I suppose it’s good news that we’ve gotten sick when we have four days off from work. I think I’ll be able to shove the turkey in the oven tomorrow. The most elaborate thing Lion makes is the sweet potato dish with marshmallows on it. Mashed potatoes and stuffing aren’t difficult. The gravy just needs to be defrosted and heated. We should be able to accomplish it all in short bursts of energy.

It’s a good thing I gave Lion an orgasm the other night. He may not want any action for a while. That makes for a boring blog, but what can we do? I think it’s also important to show what we do in our normal day-to-day lives. Our bodies may not be willing to move but our minds still work. I bet we can come up with some amazing, drug-induced ideas in four days.

I had to drag it out of him with the Magic Wand, but I was able to give Lion a full orgasm last night. He had trouble getting very far the night before. I figured that was because we played so late. Last night wasn’t late but there might have been something else going on. Maybe he’s just in a slump.

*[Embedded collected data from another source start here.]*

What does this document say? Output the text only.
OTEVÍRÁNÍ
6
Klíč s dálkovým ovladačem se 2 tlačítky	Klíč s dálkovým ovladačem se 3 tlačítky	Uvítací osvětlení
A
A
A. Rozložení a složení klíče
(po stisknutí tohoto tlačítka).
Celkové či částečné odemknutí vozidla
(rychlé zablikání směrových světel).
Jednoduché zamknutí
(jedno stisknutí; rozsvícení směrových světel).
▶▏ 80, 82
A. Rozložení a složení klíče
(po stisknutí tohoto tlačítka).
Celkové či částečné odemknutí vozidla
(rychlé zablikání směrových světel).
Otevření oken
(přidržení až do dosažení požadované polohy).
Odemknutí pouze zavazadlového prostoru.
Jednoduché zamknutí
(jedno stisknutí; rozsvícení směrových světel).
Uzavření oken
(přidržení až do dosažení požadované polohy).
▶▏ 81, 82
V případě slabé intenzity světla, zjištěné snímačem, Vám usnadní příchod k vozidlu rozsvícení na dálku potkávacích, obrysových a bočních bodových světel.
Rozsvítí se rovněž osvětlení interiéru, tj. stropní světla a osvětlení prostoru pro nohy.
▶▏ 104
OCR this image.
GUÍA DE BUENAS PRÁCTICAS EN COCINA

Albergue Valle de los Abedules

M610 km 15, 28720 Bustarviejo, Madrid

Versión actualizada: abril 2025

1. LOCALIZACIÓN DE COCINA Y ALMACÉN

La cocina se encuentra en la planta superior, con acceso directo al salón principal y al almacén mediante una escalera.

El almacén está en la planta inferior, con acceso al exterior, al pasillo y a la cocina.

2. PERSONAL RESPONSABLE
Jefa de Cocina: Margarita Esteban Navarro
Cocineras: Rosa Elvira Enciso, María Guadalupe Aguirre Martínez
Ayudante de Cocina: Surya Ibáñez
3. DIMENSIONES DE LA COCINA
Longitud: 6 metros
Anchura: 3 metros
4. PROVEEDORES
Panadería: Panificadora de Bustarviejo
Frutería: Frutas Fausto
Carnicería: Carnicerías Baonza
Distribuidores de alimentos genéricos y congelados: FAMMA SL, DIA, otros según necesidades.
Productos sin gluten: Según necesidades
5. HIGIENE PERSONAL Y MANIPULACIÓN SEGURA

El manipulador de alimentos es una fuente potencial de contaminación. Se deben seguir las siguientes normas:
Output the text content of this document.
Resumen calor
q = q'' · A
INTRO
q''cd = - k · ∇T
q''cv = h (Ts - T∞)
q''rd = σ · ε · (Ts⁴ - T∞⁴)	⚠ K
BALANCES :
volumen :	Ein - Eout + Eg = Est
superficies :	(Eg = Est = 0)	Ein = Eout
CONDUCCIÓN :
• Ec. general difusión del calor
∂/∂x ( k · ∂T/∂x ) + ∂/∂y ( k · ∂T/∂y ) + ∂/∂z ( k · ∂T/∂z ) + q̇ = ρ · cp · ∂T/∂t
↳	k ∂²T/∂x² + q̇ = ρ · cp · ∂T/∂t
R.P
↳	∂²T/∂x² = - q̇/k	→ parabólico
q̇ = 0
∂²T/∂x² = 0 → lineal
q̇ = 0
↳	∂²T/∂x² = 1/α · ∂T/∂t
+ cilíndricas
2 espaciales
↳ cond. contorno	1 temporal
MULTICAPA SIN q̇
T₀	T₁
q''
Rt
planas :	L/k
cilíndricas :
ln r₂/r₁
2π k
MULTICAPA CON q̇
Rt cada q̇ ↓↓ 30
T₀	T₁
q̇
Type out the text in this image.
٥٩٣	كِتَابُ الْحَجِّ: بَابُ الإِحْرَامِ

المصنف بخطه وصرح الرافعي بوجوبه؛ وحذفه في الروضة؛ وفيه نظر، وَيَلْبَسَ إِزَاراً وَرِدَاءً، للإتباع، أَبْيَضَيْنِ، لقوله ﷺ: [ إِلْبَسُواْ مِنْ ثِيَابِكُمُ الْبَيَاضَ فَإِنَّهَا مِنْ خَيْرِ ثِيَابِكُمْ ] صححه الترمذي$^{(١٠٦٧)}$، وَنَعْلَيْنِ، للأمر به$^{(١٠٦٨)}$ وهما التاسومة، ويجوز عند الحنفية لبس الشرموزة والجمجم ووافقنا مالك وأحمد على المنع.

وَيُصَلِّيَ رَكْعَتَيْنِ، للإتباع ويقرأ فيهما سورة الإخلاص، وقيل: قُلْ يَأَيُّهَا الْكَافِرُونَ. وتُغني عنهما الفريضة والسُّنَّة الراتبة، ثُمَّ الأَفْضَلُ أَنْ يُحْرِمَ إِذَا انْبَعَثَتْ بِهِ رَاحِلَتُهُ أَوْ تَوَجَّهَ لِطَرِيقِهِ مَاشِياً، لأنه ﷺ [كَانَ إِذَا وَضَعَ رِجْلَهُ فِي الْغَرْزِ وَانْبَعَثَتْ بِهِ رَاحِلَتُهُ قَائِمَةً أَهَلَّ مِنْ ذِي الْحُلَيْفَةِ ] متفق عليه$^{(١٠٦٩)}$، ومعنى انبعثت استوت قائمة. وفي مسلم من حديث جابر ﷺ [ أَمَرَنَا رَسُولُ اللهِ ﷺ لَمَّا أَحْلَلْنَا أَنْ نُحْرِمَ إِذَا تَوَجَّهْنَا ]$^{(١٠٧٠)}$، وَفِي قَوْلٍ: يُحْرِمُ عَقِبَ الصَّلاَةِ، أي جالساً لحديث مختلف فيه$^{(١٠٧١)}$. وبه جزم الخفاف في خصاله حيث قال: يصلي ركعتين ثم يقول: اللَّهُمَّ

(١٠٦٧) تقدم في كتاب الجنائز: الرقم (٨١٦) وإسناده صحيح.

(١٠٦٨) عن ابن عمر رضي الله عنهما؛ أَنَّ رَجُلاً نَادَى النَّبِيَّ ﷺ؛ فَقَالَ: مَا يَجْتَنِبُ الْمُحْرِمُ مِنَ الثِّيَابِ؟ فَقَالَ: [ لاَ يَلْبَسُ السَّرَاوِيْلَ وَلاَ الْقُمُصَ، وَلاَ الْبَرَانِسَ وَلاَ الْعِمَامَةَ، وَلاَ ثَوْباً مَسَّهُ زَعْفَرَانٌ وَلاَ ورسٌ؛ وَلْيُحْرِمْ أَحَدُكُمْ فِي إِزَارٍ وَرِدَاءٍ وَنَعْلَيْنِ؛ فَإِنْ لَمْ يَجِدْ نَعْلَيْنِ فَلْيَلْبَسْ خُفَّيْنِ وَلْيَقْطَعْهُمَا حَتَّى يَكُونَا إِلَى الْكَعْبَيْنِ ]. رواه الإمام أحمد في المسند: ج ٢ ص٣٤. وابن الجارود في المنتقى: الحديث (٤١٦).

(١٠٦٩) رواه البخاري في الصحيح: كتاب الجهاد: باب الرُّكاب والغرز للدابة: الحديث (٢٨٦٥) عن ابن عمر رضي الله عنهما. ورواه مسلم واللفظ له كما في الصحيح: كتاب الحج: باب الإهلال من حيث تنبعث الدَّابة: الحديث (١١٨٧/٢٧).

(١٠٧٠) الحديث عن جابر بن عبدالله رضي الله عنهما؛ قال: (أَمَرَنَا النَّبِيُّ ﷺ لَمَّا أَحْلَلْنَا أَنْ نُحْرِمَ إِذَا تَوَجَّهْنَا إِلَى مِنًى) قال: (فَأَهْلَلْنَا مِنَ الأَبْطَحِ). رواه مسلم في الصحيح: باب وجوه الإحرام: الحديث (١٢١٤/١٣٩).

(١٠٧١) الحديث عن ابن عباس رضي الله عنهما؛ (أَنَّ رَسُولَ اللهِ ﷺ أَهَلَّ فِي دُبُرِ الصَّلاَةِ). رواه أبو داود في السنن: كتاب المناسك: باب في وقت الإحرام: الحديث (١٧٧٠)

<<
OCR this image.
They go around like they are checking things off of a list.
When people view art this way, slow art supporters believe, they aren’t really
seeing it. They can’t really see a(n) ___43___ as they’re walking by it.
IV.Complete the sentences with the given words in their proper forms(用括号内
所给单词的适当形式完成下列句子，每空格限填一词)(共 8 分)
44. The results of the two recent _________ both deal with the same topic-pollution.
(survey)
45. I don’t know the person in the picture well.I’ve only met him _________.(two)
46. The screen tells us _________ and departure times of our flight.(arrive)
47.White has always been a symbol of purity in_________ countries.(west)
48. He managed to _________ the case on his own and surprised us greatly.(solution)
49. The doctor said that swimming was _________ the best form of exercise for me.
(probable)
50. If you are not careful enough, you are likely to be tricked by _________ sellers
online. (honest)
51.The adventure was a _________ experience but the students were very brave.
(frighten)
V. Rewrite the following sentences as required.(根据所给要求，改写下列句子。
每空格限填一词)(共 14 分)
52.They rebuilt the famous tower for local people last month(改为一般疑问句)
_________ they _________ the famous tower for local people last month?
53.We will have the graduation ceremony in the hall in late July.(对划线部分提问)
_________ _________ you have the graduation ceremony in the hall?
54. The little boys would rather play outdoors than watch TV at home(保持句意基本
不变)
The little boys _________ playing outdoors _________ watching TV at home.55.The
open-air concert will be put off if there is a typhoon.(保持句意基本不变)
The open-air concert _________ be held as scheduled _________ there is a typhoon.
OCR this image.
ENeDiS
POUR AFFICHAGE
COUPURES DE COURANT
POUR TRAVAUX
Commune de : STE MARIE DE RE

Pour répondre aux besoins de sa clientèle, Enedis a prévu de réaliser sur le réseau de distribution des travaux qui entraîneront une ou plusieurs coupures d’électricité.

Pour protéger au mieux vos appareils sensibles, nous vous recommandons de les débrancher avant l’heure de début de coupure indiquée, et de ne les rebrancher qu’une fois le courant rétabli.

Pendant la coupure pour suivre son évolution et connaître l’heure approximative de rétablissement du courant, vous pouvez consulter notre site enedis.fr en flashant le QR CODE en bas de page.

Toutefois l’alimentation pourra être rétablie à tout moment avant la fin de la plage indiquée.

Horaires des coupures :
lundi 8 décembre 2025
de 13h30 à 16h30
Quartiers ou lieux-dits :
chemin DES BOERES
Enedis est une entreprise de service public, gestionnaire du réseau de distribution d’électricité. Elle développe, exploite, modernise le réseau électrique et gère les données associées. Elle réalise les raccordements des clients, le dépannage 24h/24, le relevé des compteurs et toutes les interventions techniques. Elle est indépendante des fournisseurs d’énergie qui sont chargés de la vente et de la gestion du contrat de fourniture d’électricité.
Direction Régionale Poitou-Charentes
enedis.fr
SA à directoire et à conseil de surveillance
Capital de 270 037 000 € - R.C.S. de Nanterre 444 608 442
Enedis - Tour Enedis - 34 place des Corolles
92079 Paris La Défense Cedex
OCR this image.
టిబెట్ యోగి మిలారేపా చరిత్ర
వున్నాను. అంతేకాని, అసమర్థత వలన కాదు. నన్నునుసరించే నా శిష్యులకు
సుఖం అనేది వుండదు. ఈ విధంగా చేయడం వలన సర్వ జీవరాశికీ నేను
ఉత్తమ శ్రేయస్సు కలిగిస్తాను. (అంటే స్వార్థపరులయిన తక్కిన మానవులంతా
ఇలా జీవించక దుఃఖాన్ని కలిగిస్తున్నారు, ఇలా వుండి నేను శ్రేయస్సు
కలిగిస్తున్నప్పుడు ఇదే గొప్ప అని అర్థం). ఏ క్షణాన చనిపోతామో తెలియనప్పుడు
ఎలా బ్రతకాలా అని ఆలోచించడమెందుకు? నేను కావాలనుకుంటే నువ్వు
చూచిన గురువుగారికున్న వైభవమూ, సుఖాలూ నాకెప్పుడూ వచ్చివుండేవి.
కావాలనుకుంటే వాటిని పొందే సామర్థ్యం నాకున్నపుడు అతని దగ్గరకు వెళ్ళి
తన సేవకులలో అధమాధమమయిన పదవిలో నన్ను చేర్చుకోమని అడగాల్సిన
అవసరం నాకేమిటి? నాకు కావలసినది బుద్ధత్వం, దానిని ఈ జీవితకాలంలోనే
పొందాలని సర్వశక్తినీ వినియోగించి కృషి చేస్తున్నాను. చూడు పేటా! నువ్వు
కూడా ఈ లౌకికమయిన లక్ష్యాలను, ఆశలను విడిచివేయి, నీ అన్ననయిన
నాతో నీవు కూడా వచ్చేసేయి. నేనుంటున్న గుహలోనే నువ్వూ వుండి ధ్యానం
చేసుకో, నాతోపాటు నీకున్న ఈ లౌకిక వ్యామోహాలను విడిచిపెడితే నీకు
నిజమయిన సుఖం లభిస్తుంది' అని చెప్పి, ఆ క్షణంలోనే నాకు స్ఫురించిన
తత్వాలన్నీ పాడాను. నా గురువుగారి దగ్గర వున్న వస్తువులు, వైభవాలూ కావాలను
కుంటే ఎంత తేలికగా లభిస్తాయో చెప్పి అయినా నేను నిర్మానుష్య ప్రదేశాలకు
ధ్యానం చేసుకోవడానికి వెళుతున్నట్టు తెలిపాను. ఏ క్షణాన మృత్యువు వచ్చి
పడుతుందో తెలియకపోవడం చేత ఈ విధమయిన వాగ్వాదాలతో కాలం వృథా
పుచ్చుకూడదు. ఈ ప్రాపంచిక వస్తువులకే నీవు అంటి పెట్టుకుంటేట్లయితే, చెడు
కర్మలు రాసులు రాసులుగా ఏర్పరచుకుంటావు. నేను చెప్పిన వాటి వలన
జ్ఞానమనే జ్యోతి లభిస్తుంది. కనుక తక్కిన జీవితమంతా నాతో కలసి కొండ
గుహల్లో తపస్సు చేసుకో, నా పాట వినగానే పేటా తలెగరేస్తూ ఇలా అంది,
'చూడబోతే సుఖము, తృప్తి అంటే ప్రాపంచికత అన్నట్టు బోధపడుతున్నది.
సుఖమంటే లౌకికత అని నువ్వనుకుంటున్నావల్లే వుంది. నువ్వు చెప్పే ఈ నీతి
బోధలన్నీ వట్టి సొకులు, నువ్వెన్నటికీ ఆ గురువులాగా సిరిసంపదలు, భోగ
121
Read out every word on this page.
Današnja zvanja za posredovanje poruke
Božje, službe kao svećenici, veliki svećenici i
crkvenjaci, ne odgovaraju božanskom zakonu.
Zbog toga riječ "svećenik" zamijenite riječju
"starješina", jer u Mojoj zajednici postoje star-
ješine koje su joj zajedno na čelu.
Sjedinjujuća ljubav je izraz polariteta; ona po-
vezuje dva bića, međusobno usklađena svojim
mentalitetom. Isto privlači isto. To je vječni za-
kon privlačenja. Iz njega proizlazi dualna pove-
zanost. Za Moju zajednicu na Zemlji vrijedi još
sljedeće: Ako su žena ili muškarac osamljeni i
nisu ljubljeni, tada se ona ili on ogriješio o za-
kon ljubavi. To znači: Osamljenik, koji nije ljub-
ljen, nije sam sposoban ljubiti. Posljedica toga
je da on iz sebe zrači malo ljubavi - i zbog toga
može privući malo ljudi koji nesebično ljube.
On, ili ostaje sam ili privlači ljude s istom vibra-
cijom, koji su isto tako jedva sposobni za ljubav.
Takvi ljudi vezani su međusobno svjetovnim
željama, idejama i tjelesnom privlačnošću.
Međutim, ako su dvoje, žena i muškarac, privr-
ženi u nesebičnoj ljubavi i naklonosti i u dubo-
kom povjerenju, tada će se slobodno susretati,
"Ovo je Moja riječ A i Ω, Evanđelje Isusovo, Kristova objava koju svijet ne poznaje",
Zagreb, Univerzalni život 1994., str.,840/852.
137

Regardless, I wanted him to have an orgasm, so when he suggested the Magic Wand I went with it. Ideally I would have used my mouth but I’ve had a cough and a stuffy nose since I started with the CPAP so oral was out. Plus I think we might both be coming down with colds. Perfect timing. We can snooze for four days starting Wednesday night.

Lion looked to see when his last regular orgasm was and reported that it was roughly three weeks ago. I don’t keep track. I don’t even ask before I give him any kind of orgasm. I just get the idea that he should come and there it is. Lion isn’t arguing. Perhaps he’d like more but he’s happy with edging and ruined orgasms. He better be. It’s not up to him.

I may be wrong but I think it’s better, from a power perspective, to give him any sort of orgasm when he isn’t particularly horny. It seems like I’m taking it rather than giving it. When he’s super horny, it’s easy to make him come. He wants to. There’s no challenge in that. Not that I don’t love giving that super hard cock the orgasm he’s straining to have, but taking it when he’s noncommittal is good too.

Good thing Lion doesn’t have many days when he really doesn’t want an orgasm. Are there days when a man doesn’t want an orgasm? Sometimes the mind is willing but the body has other ideas.